За такой познавательной беседой и проходил наш обед. Интересно, герои Ремарка в «Трех товарищах» постоянно пьют ром, да не простой, а выдержанный. Интересно, откуда они его берут, этот ром? Ром гонят из сахарного тростника. Сахарный тростник растет в тропиках и рядом. Следовательно, речь может идти только об импорте. Но это дорого — импортировать ром, с деньгами у веймарской республики было худо. Совсем худо. Так что либо это был эрзац-ром, вроде нашего черноземского. Или же — авторский произвол Ремарка?

Кстати, с довоенной Германией наша страна торговала. В том числе и водкой. «Столичной». Шла на ура. Вагонами. Потому нечего нос воротить, дорогие немецкие туристы. Покупайте советское, не прогадаете!

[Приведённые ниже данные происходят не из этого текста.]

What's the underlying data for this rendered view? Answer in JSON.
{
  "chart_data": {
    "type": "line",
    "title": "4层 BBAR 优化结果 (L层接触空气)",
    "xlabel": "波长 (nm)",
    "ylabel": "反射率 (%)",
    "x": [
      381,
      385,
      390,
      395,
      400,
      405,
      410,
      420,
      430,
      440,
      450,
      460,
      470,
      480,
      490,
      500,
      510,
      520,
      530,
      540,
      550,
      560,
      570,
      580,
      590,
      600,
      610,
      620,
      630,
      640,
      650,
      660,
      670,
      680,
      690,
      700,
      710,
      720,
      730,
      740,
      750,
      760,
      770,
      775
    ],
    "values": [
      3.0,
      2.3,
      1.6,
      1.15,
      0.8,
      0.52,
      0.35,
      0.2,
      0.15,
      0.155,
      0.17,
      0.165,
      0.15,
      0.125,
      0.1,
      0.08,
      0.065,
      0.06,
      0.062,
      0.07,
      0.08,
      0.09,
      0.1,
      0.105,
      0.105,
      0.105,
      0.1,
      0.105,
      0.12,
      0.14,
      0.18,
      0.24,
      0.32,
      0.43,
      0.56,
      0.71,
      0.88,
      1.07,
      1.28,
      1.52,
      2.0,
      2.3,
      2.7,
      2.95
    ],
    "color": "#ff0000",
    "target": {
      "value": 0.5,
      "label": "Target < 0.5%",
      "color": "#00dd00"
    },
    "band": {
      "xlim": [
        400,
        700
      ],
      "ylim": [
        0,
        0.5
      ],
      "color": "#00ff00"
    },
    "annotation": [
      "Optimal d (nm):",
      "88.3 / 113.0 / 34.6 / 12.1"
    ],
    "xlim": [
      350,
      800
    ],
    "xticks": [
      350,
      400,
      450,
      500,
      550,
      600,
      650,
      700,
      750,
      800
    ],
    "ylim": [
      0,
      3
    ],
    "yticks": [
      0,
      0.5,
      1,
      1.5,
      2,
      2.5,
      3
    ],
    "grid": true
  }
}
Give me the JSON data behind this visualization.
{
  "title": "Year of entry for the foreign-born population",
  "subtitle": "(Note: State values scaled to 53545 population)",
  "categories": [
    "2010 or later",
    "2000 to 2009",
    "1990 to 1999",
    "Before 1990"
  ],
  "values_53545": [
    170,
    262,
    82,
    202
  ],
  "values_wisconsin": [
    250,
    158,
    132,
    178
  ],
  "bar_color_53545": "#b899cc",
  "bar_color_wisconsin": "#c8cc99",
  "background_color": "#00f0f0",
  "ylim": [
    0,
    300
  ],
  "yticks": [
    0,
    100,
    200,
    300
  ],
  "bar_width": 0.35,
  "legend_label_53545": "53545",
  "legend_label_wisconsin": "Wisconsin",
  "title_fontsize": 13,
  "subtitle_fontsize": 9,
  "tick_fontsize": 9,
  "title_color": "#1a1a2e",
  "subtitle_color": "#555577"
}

— Дорогие гости! Нас ожидает экскурсия по древнему городу Угличу! Начало экскурсии в шестнадцать часов московского времени!

Мы неспешно завершили трапезу, времени хватало. Хватало даже на то, чтобы, выйдя на шлюпочную палубу, сделать ещё пару кружочков, оценивая погоду. Сентябрь пока тёплый. Не бабье лето, но около. И небо дождя не обещает, но не обещает и обратного. Плащ надевать не стану, но зонтик возьму. Зонтик у меня раскладной, японский, «три слона», куплен в «Березке». Повышенной дождезащиты. На легкий дождь. А припустит — спрячусь, в город же идём, а не в поле картошку собирать. Как там наши-то?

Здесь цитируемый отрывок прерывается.